More than that, there's a downward spiral working: Individuals who believe they have a high capacity for impulse control will expose themselves to greater levels of temptation and ultimately exhibit more impulsive behavior. The Greeks had a word for it: hubris.

Lead author Nordgren suggests people should "keep a humble view of their willpower," given that we are not particularly good at anticipating the power of our urges. "Those who are the most confident about their self-control are the most likely to give into temptation," he said. "The key is simply to avoid any situations where vices and other weaknesses thrive."

The researchers drew on previous studies that have shown people often have difficulty understanding the power of impulsive states, what has been termed the "empathy gap": that individuals in a "cold" state (not experiencing hunger, anger, sexual arousal, etc.) are likely to underestimate how a "hot," impulsive state will influence their behavior.

In four experiments the researchers exposed study participants to fatigue, hunger and smoking temptations. In the hunger experiment, satiated and hungry participants were asked to rank seven snacks and select a snack that they could eat whenever they chose, or return with it one week later. If they returned with the snack, they would be paid four Euros and be allowed to keep the treat.

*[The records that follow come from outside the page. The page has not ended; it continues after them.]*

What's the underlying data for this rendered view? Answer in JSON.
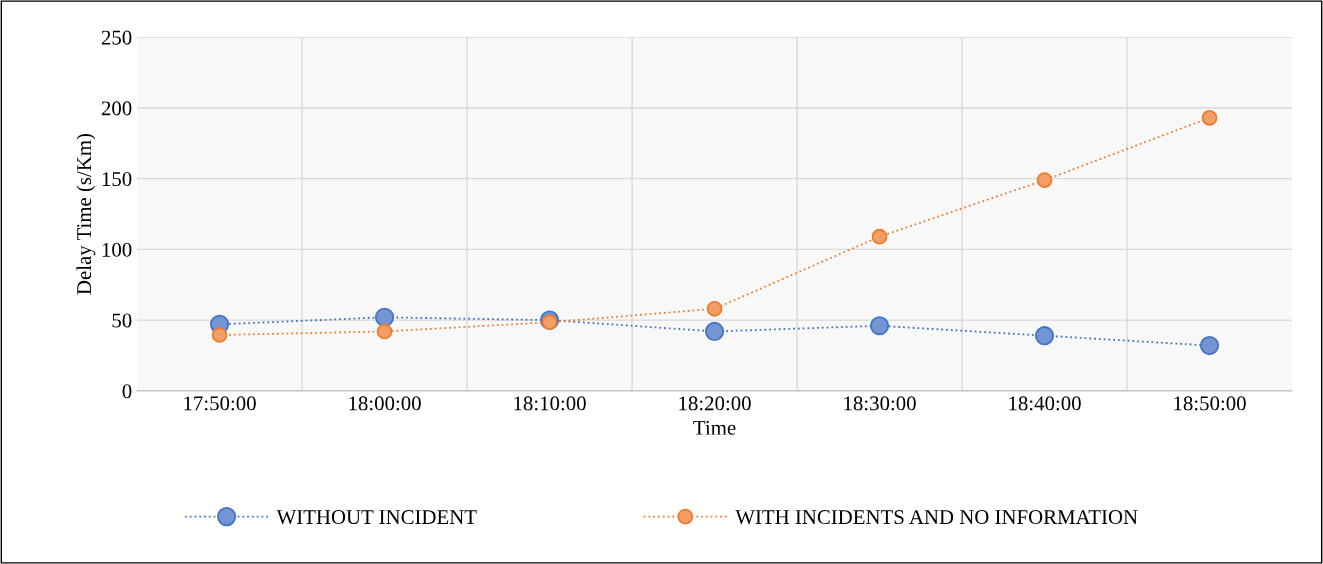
{
  "chart_data": {
    "type": "line",
    "xlabel": "Time",
    "ylabel": "Delay Time (s/Km)",
    "categories": [
      "17:50:00",
      "18:00:00",
      "18:10:00",
      "18:20:00",
      "18:30:00",
      "18:40:00",
      "18:50:00"
    ],
    "series": [
      {
        "name": "WITHOUT INCIDENT",
        "color": "#4472c4",
        "values": [
          47,
          52,
          50,
          42,
          46,
          39,
          32
        ]
      },
      {
        "name": "WITH INCIDENTS AND NO INFORMATION",
        "color": "#ed7d31",
        "values": [
          39.5,
          42,
          48.5,
          58,
          109,
          149,
          193
        ]
      }
    ],
    "ylim": [
      0,
      250
    ],
    "yticks": [
      0,
      50,
      100,
      150,
      200,
      250
    ],
    "grid": true,
    "legend": "bottom",
    "marker": "circle",
    "line_style": "dotted"
  }
}
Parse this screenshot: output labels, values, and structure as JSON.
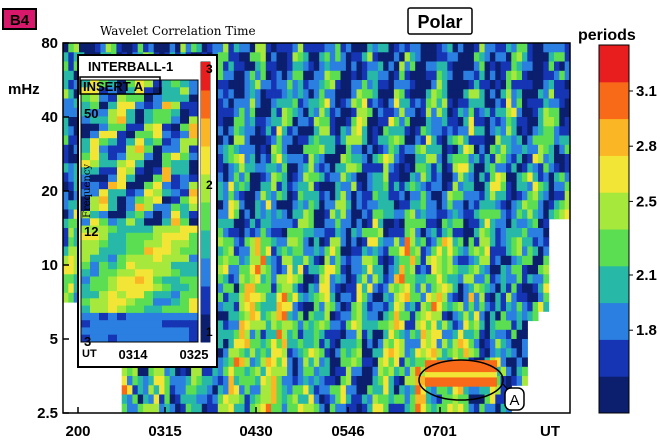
{
  "panel_label": "B4",
  "title": "Wavelet Correlation Time",
  "boxed_title": "Polar",
  "colorbar": {
    "title": "periods",
    "tick_labels": [
      "3.1",
      "2.8",
      "2.5",
      "2.1",
      "1.8"
    ],
    "tick_values": [
      3.1,
      2.8,
      2.5,
      2.1,
      1.8
    ],
    "range": [
      1.35,
      3.35
    ],
    "colors": [
      "#0b1f6e",
      "#1535b4",
      "#2a7fe0",
      "#27b8a8",
      "#5cde52",
      "#a6e83c",
      "#f2e535",
      "#fab624",
      "#f86a18",
      "#e81e1e"
    ]
  },
  "main_axes": {
    "ylabel": "mHz",
    "y_tick_labels": [
      "80",
      "40",
      "20",
      "10",
      "5",
      "2.5"
    ],
    "y_tick_values": [
      80,
      40,
      20,
      10,
      5,
      2.5
    ],
    "x_tick_labels": [
      "200",
      "0315",
      "0430",
      "0546",
      "0701",
      "UT"
    ],
    "annotation": "A"
  },
  "inset": {
    "title": "INTERBALL-1",
    "label": "INSERT A",
    "ylabel": "Frequency",
    "y_tick_labels": [
      "50",
      "12",
      "3"
    ],
    "x_tick_labels": [
      "UT",
      "0314",
      "0325"
    ],
    "colorbar_tick_labels": [
      "3",
      "2",
      "1"
    ]
  },
  "chart_data": {
    "type": "heatmap",
    "title": "Wavelet Correlation Time",
    "xlabel": "UT",
    "ylabel": "mHz",
    "y_scale": "log",
    "ylim": [
      2.5,
      80
    ],
    "x_ticks": [
      "200",
      "0315",
      "0430",
      "0546",
      "0701"
    ],
    "value_label": "periods",
    "value_range": [
      1.35,
      3.35
    ],
    "highlighted_region": {
      "label": "A",
      "x_range": [
        "0630",
        "0715"
      ],
      "y_range_mHz": [
        3.2,
        4.1
      ],
      "value_periods": 3.1
    },
    "inset": {
      "title": "INTERBALL-1",
      "x_range": [
        "0314",
        "0325"
      ],
      "y_ticks": [
        50,
        12,
        3
      ],
      "value_range": [
        1,
        3
      ]
    }
  }
}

Results showed satiated subjects believed they had more control over their impulses and often chose a more tempting treat — a favorite or second-favorite snack. This group was least likely to return the snacks. About half the participants returned the snack, but in general those returning had chosen a less tempting snack.

"A system which assumes people will control themselves is going to fall prey to this restraint bias," Nordgren said. "We expose ourselves to more temptation than is wise, and subsequently we have millions of people suffering with obesity, addictions and other unhealthy lifestyles."

Nordgren noted the gap between willpower and understanding of personal foibles is something that relates to more than food and tobacco cravings.

"The recent lending crisis provides an example of how restraint bias plays out in the business world," he said. "There was quite a lot of temptation to cut corners and act shortsightedly and there weren't a lot of guidelines and restraints on people's behavior."

One thing the study might suggest is it's never too late to take a refresher course in the Classics.